Speaking of dates on egg cartons, another date you should know about is the Pack Date or packaging date. This is most commonly found on egg cartons. The pack date is the code that refers to when the product was processed and packaged. This date is usually represented by a three-digit code that translated into the day of the year it was packed. For example, the number 003 would represent January 3rd. 

Freeze By Date

You’ll usually see this one on processed meat products, like bacon. In fact, the full text will usually read, “Use or Freeze by.” This shows you how long you can keep the food cold and still be good. Many foods can be frozen for long-term storage after you get home from the store. But to maintain the best taste, you should move the food to the freezer to keep from throwing it away. 

When Can You Throw It Away

All your life you’ve probably heard rules or stories about not eating spoiled food. But that doesn’t really mean you know how to tell when food is still good. A lot depends on the type of food and the individual food itself. The rules, therefore, are just general guidelines that will apply on a case-by-case basis. 

The Nose Knows

Smell is one of the best senses we have regarding food. Smell is usually much more important than taste in our judgment of good food. Before the food ever gets close to your eating it, take a good sniff. If it doesn’t smell good, it isn’t. 

That’s not the only sign of spoilage. Spoilage is the key to the U.S. Food and Drug Association’s definition of using a date on a product label. “If the date passes during home storage, a product could still be safe and wholesome if handled properly until the time spoilage is evident.” 
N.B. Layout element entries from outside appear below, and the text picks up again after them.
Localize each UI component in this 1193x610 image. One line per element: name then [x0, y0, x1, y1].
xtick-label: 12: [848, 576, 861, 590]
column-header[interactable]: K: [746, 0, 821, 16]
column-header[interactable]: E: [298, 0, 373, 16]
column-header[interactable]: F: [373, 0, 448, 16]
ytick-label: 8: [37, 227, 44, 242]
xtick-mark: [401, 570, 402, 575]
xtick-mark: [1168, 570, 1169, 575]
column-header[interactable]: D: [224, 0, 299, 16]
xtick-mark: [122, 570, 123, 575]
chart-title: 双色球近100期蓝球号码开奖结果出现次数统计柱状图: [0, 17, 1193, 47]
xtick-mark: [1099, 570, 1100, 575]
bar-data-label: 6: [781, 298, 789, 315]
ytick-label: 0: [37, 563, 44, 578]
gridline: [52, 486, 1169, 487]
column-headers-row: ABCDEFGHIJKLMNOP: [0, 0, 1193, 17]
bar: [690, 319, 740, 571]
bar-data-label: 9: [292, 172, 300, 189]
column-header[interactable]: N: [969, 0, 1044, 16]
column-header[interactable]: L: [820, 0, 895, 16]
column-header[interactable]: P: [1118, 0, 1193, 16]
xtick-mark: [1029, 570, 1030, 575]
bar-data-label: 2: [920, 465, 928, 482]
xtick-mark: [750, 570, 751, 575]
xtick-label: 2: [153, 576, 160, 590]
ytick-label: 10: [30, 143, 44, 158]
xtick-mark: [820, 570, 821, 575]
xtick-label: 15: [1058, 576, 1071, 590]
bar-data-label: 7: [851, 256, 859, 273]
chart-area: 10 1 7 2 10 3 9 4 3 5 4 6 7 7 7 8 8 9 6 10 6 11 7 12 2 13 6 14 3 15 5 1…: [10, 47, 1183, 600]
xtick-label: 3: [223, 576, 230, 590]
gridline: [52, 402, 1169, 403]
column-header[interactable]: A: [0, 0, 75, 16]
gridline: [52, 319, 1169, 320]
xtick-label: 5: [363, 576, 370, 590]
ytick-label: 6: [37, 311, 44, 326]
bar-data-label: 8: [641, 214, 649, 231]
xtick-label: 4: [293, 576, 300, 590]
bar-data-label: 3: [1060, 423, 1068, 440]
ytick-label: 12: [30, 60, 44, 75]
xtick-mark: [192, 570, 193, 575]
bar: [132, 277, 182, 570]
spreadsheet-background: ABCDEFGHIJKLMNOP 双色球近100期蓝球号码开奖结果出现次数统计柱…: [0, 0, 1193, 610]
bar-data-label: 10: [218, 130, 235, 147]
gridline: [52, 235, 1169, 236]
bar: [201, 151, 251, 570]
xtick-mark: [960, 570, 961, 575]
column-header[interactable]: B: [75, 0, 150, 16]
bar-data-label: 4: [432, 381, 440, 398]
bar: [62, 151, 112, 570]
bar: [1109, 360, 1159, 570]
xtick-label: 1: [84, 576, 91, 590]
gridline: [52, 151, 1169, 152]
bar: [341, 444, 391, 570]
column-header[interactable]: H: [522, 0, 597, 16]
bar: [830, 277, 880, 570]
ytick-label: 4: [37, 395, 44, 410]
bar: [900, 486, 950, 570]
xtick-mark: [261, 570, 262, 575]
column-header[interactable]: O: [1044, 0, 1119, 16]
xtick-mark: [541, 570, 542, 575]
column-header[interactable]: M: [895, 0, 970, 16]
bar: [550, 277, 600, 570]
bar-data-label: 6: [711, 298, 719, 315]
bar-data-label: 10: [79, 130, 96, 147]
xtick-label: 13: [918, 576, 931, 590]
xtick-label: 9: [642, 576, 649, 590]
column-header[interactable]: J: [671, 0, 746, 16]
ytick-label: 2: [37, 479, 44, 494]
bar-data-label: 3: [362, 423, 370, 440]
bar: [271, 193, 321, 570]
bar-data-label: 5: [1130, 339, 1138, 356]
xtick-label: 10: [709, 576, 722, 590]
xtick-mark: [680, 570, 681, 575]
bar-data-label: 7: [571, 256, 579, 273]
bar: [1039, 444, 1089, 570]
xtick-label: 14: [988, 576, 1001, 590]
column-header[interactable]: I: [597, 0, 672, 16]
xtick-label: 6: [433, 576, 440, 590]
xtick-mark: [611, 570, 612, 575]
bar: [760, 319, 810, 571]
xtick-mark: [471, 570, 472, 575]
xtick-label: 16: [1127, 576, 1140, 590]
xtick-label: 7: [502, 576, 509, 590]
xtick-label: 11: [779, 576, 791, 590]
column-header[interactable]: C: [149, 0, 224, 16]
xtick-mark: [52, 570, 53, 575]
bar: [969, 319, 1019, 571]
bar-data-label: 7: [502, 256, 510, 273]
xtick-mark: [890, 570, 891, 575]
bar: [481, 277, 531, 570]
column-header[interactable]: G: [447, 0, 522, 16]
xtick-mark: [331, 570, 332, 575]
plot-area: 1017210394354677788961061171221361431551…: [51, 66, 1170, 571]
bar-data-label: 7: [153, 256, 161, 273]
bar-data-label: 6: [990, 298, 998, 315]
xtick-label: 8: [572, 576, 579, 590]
Another sense to use is your eyes. An obvious sign of food going bad is the presence of mold. On cheese and bread, it can be cut away and the rest of the food is good. But it’s a clue that this is the last time you can use it. On meat and vegetables, it’s straight into the trash, nothing else will do. We bachelors are particularly familiar with the fuzzy green thing lurking at the back of the refrigerator. 

What? Do you Need More? Okay.

These general food safety guidelines for storing food come from the USDA Food Safety and Inspection Service. 

For Refrigerated Foods:

  • Ground Meat and Stew Meat: 1-2 days
  • Fresh Meat (Beef, Veal, Lamb, and Pork): 3-5 days
  • Fresh Poultry: 1-2 days
  • Lunch Meat: 2 weeks unopened, 3-5 days open
  • Fresh Fish and Shellfish: 1-2 days
  • Eggs, fresh in the shell: 3-5 weeks
  • Mayonnaise: 2 months
  • Milk: 1-2 weeks

Non-refrigerated Foods:

  • Rice and dried pasta: 2 years
  • High-acid canned foods (such as tomatoes, grapefruit, pineapple): 12-18 months unopened
  • Low-acid canned foods (such as meat, poultry, fish, and vegetables): 2-5 years, unopened

The key to all of these rules is SAFE storage. Keeping things at the right temperature, well wrapped (if appropriate) and exposed to as little air as possible. You can stretch that food a bit further by freezing leftovers. Also, remember to use proper thawing and reheating techniques. Seasonal fresh foods, like fruits and vegetables, can be home-canned to enjoy through the cold Winter months. 

Even with all these methods of getting the most out of your food, nothing last forever. Even frozen foods have a limited amount of time they can stay in the home freezer without deteriorating. 

If you can’t freeze it before it goes bad, make sure your refrigerator is operating at the correct temperature. Remember the Food Danger Zone, temperatures between 40 and 100 degrees Fahrenheit. Food needs to be below or above that zone, and that means cooked or refrigerated. 

With all these rules, you would think our food supply should be pretty clean. And it is, compared to most other countries. But you can get hit by a foodborne illness at any time because contamination was not detected in time. Fortunately, in most cases, food poisoning is annoying and will pass through the body in a couple of days. But, if you follow good food safety rules, at least you won’t make yourself or your guests sick.